Actually I found that question Calculating frequency distribution of a collection with .Net/C#

But I do not understand how to use buckets for that purpose cause the size of each bucket can be different in my situation.

EDIT: After all discussions I have inner/outer loop solution, but still I want to eliminate the inner loop with a Dictionary to get O(n) performance in that case, if I understood correctly I need to hash input values into a bucket index. So we need some sort of hash function with O(1) complexity? Any ideas how to do it?


Solution

  • Bucket Sort is already O(n^2) worst case, so I would just do a simple inner/outer loop here. Since your bucket array is necessarily shorter than your input array, keep it on the inner loop. Since you're using custom bucket sizes, there are really no mathematical tricks that can eliminate that inner loop.

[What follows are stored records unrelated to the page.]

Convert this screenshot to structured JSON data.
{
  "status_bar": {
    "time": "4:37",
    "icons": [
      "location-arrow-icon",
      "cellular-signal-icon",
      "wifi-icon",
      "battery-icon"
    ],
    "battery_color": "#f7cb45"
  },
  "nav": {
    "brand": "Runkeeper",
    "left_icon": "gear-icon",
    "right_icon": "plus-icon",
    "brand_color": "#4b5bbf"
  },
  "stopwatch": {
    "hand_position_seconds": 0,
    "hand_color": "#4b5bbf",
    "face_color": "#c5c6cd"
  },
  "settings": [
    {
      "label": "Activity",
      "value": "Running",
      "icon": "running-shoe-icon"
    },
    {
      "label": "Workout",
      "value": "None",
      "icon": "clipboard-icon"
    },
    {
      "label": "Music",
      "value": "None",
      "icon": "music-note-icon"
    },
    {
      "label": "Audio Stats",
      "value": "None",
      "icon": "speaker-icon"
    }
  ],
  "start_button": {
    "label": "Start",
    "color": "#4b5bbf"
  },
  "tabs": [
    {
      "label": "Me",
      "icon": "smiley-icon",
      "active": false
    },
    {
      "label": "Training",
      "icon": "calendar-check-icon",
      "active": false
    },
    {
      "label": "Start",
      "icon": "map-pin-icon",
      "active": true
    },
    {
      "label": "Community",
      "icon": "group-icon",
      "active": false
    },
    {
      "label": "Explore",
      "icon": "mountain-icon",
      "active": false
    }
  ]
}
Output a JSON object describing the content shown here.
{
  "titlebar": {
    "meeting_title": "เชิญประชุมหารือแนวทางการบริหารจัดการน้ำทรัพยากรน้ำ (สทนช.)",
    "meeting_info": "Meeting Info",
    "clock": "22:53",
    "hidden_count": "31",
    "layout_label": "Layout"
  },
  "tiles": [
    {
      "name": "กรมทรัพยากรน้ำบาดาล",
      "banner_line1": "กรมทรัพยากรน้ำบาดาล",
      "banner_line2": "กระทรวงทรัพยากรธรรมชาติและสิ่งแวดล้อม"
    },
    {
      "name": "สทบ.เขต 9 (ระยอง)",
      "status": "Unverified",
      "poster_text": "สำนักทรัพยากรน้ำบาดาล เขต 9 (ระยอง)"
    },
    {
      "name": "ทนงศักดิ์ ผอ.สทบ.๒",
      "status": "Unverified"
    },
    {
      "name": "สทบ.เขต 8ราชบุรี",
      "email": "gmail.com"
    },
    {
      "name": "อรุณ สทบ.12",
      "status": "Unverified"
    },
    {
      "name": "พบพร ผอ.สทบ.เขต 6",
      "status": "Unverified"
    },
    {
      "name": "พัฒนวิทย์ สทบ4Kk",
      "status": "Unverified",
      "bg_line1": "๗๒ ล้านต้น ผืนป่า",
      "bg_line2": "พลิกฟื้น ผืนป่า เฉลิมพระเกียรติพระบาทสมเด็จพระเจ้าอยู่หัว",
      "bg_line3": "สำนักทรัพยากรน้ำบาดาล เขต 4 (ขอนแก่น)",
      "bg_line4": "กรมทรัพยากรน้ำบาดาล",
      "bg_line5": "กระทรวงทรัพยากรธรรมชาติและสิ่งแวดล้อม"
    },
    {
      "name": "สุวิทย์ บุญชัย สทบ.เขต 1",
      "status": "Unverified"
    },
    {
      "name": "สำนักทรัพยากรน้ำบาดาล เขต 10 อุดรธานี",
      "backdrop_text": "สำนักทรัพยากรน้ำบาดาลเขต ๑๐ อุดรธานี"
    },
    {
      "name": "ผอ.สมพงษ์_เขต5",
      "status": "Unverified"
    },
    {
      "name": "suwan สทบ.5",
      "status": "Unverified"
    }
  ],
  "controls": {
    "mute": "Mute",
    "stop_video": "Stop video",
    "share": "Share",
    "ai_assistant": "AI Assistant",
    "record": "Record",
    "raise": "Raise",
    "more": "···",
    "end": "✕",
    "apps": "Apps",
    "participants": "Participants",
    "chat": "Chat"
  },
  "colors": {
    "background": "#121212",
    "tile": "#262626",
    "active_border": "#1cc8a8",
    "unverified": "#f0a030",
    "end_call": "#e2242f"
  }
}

    int[] freq = new int[buckets.length - 1];
    foreach(int d in input)
    {
        for(int i = 0; i < buckets.length - 1; i++)
        {
             if(d >= buckets[i] && d < buckets[i+1])
             {
                 freq[i]++;
                 break;
             }
        }
    }
    

    It's also O(n^2) worst case but you can't beat the code simplicity. I wouldn't worry about optimization until it becomes a real issue. If you have a larger bucket array, you could use a binary search of some sort. But, since frequency distributions are typically < 100 elements, I doubt you'd see a lot of real-world performance benefit.